DC PLANS: BECOMING THE NEW REALITY.. NO TURNING BACK
DC plans are a large and growing market globally, representing nearly half the world’s $36 trillion in estimated total pension assets. Over the past decade, the global share of pension assets held in DC plans in the world’s major pension markets has increased dramatically, from 39.9 percent in 2005 to 48.4 percent in 2015 – and DC assets have also grown at a faster pace than DB assets, at a rate of 7.1 percent per year compared to the slower pace of 3.4 percent per year for assets in DB plans (Willis Towers Watson, Global Pension Assets Study 2016, covering 19 major pension markets). While DC pension assets are increasing around the world, the United States, Australia, and the UK represent roughly 90 percent with 76 percent, 7.5 percent, and 6 percent of the global DC pension assets.
In 2014, we spoke to Brigitte Miksa, Head of International Pensions (and Executive Editor of PROJECT M at Allianz Asset Management AG), about the development of retirement systems around the globe.
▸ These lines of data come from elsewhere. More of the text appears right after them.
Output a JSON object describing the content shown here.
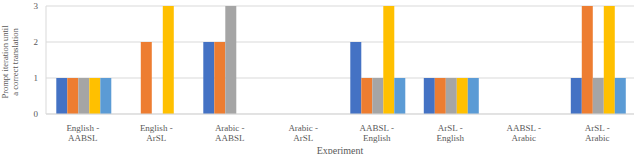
{
  "chart_data": {
    "type": "bar",
    "x_label": "Experiment",
    "y_label": "Prompt iteration until a correct translation",
    "categories": [
      "English - AABSL",
      "English - ArSL",
      "Arabic - AABSL",
      "Arabic - ArSL",
      "AABSL - English",
      "ArSL - English",
      "AABSL - Arabic",
      "ArSL - Arabic"
    ],
    "series": [
      {
        "color": "#4472c4",
        "values": [
          1,
          null,
          2,
          null,
          2,
          1,
          null,
          1
        ]
      },
      {
        "color": "#ed7d31",
        "values": [
          1,
          2,
          2,
          null,
          1,
          1,
          null,
          3
        ]
      },
      {
        "color": "#a5a5a5",
        "values": [
          1,
          null,
          3,
          null,
          1,
          1,
          null,
          1
        ]
      },
      {
        "color": "#ffc000",
        "values": [
          1,
          3,
          null,
          null,
          3,
          1,
          null,
          3
        ]
      },
      {
        "color": "#5b9bd5",
        "values": [
          1,
          null,
          null,
          null,
          1,
          1,
          null,
          1
        ]
      }
    ],
    "ylim": [
      0,
      3
    ],
    "yticks": [
      0,
      1,
      2,
      3
    ],
    "grid": true
  }
}
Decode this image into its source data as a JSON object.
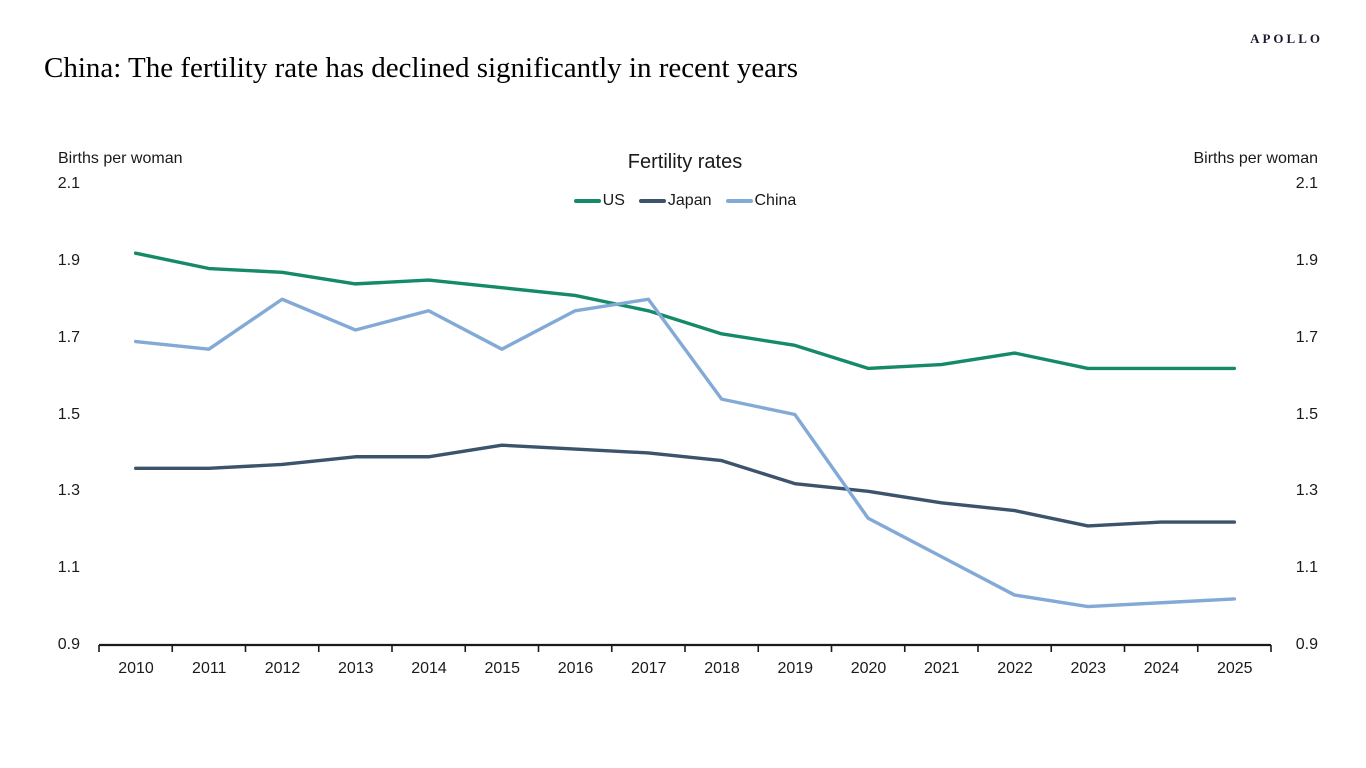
{
  "brand": "APOLLO",
  "page_title": "China: The fertility rate has declined significantly in recent years",
  "chart_data": {
    "type": "line",
    "title": "Fertility rates",
    "ylabel_left": "Births per woman",
    "ylabel_right": "Births per woman",
    "x": [
      2010,
      2011,
      2012,
      2013,
      2014,
      2015,
      2016,
      2017,
      2018,
      2019,
      2020,
      2021,
      2022,
      2023,
      2024,
      2025
    ],
    "series": [
      {
        "name": "US",
        "color": "#158a68",
        "values": [
          1.92,
          1.88,
          1.87,
          1.84,
          1.85,
          1.83,
          1.81,
          1.77,
          1.71,
          1.68,
          1.62,
          1.63,
          1.66,
          1.62,
          1.62,
          1.62
        ]
      },
      {
        "name": "Japan",
        "color": "#3c536c",
        "values": [
          1.36,
          1.36,
          1.37,
          1.39,
          1.39,
          1.42,
          1.41,
          1.4,
          1.38,
          1.32,
          1.3,
          1.27,
          1.25,
          1.21,
          1.22,
          1.22
        ]
      },
      {
        "name": "China",
        "color": "#83aad7",
        "values": [
          1.69,
          1.67,
          1.8,
          1.72,
          1.77,
          1.67,
          1.77,
          1.8,
          1.54,
          1.5,
          1.23,
          1.13,
          1.03,
          1.0,
          1.01,
          1.02
        ]
      }
    ],
    "ylim": [
      0.9,
      2.1
    ],
    "yticks": [
      2.1,
      1.9,
      1.7,
      1.5,
      1.3,
      1.1,
      0.9
    ],
    "grid": false,
    "legend_position": "top-center",
    "axis_color": "#1a1a1a"
  }
}
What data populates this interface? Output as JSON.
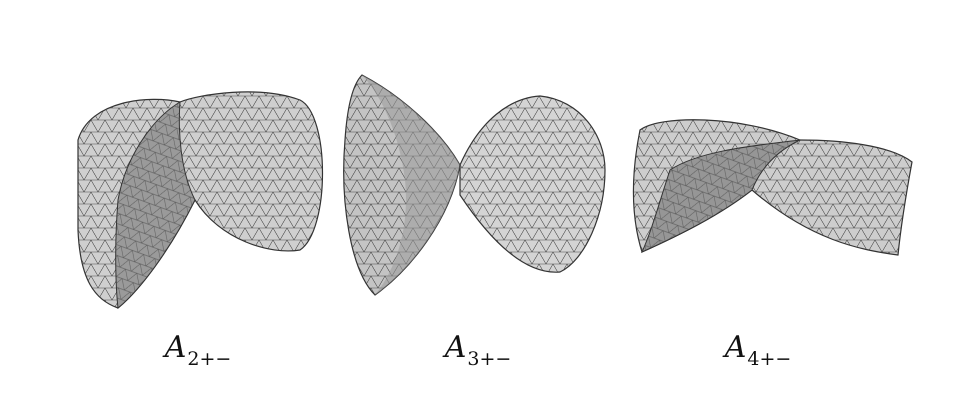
{
  "panels": [
    {
      "id": "a2",
      "symbol": "A",
      "subscript": "2+−"
    },
    {
      "id": "a3",
      "symbol": "A",
      "subscript": "3+−"
    },
    {
      "id": "a4",
      "symbol": "A",
      "subscript": "4+−"
    }
  ],
  "colors": {
    "surface_light": "#d2d2d2",
    "surface_mid": "#b4b4b4",
    "surface_dark": "#8a8a8a",
    "mesh_line": "#3a3a3a"
  }
}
We discussed the shift in weight among the pillars or sources of retirement income, including the first source of public pensions, such as Social Security, and the second source of occupational programs, both DB and DC. We also contrasted reliance on the different sources of retirement income and DC developments within three market segments: Anglo-Saxon countries, developed European countries, and emerging pension markets.
Looking forward, as each market develops and DC assets grow, Miksa expects the plans in these markets will become increasingly “professionalized,” such that decision-making about asset allocation and more will shift over time to professionals, away from individual participants. (These shifts mirror the evolution toward institutionalized structures for DC plans discussed above.) She told us:
Starting in the early 1990s, many countries initiated pension reforms and we began to see shifts in the dependency on different retirement income pillars. The initial wave of reforms focused on sustainability of the first pillar – government-funded public pensions such as Social Security. With the recent financial crisis, more pressure has been placed on reforming public pensions, and fortunately, these efforts have been quite successful in many cases. For instance, increasing the age for public pension qualification will help with the sustainability of public pensions in many countries.
Another significant global shift is occurring in the second pillar – employer-sponsored or occupational pension schemes. We continue to see rapid movement away from defined benefit pension plans and toward defined contribution systems.